• Vade-mecum du mutilé (Julien Bosc)

     Julien Bosc   lu par Jean-Claude Leroy

     “La vérité est, par essence, inassumable”
    Edmond Jabès (1) 

    Vade-mecum du mutilé (Julien Bosc)“Mais quel est ce je qui parle ?” au sein des Préludes (2). L’auteur en est J. B. qui a soulevé un couvercle de marbre ou de cendre - épitaphe aguicheur, somnolent mis au rancart. Il s’offre au ciel, disons aux yeux qui se baissent. C’est l’envers, ou encore l’intérieur du caveau qui avale par l’interstice son penthotal à la petite cuillère. Il s’ensuit des histoires - semblants de mauvais rêves - dont a besoin le légataire de soi-même. Sur ces histoires - recensements des pertes - il va fonder sa vie intime. Elles vont être un appui décidé, un catalogue d’écueils irréversibles. Force et vérité du rêve ne peuvent être qu’avérées, anthumes demeurent les spectres. Et le sang versé se boit par descendance.

    © J-D Moreau

    Tel gage, encore donné à l’art. Jusqu’à laisser les stigmates d’une blessure qui ne fut, positivement, mais dont l’invention inspirée suffit à la laisser croire, à la laisser servir.

    “Cela ne dura même pas une seconde mais suffit à être sans retour”(3)  De quoi s’agit-il ? Éblouissement, hapax indéchiffrable, telles les partitions qu’il faut bien tenter d’écrire lorsque les mots sont devenus dès lors impossibles, révolus. Nous ne saurons pas, pour mieux voir.
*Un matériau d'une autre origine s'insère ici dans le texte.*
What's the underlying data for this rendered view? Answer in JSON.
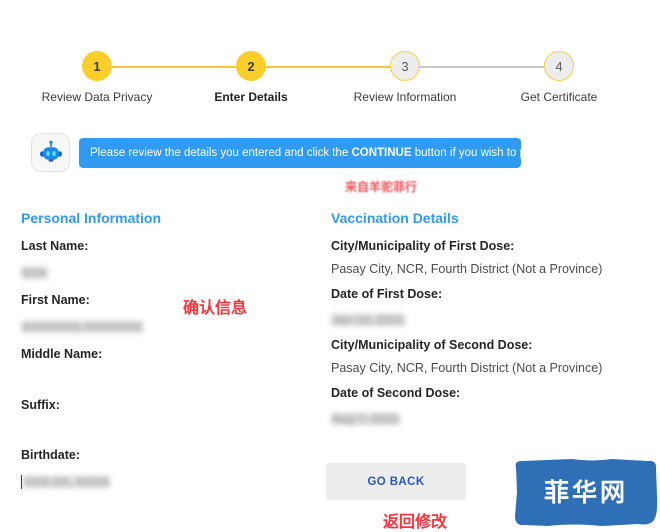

Et puis “rien n’est plus rien / quand plus rien n’est en suspens.”(4)

    Quelqu’un a prononcé en dormant des “phrases impossibles”(5) que Marie-Ange a entendues mais qu’elle  ne parvient à confier, mère sous la torture, ne préférant ou ne sachant que mourir, plutôt que parler le sang de cette parole. Lui ne bande s’il n’écrit. Ne souffre. Il cherche à créer un ordre supportable dans lequel son étincelle, sa vie, pourrait susurrer son foutre antérieur, trace antétopique, quand la patrie perdue sous la flamme ne reconnaît plus que nemo, lui-même innommable.

    “J’entre dans cet inconnu obscur / je deviens moi-même cet inconnu obscur.” (6) La forêt n’est pas encore calcinée, les livres encore sur les rayonnages et la plume qui, dans le froid, se réchauffe aux brasillements d’une agonie. La mère ne nous laisse plus seuls de son cri. L’hôpital, c’est encore un camp concentrationnaire, et sans histoire ni enseignement. Ne reste à faire que le coup d’éclat qui embrasse, ultime, le monde, le fils. Lui se voit réduit à graver les secrets, à blanchir la page...
     
    “Je poursuivais ma recherche d’un ordre propre. Par delà les structures instinctuelles définies, en elles et en dehors d’elles, on devait pouvoir supposer l’existence d’une zone d’images que j’appelais inconscient poétique, zone génératrice et lieu d’inspiration, selon les deux grands schèmes fondamentaux : éros et mort.”
    Pierre-Jean Jouve (7)

     

     Jean-Claude Leroy
    in Tiens n°7 (1999).

     
    1: Le Livre des ressemblances (Éditions Gallimard)

    2 : Éditions Patrice Thierry - L’Éther Vague, 1995.

    3 : Préludes, p 26.

    4 : Michel Leiris in Fissures (Éditions Fourbis)

    5 : Préludes, p 35

    6 : Georges Bataille in revue Acéphale, 1939.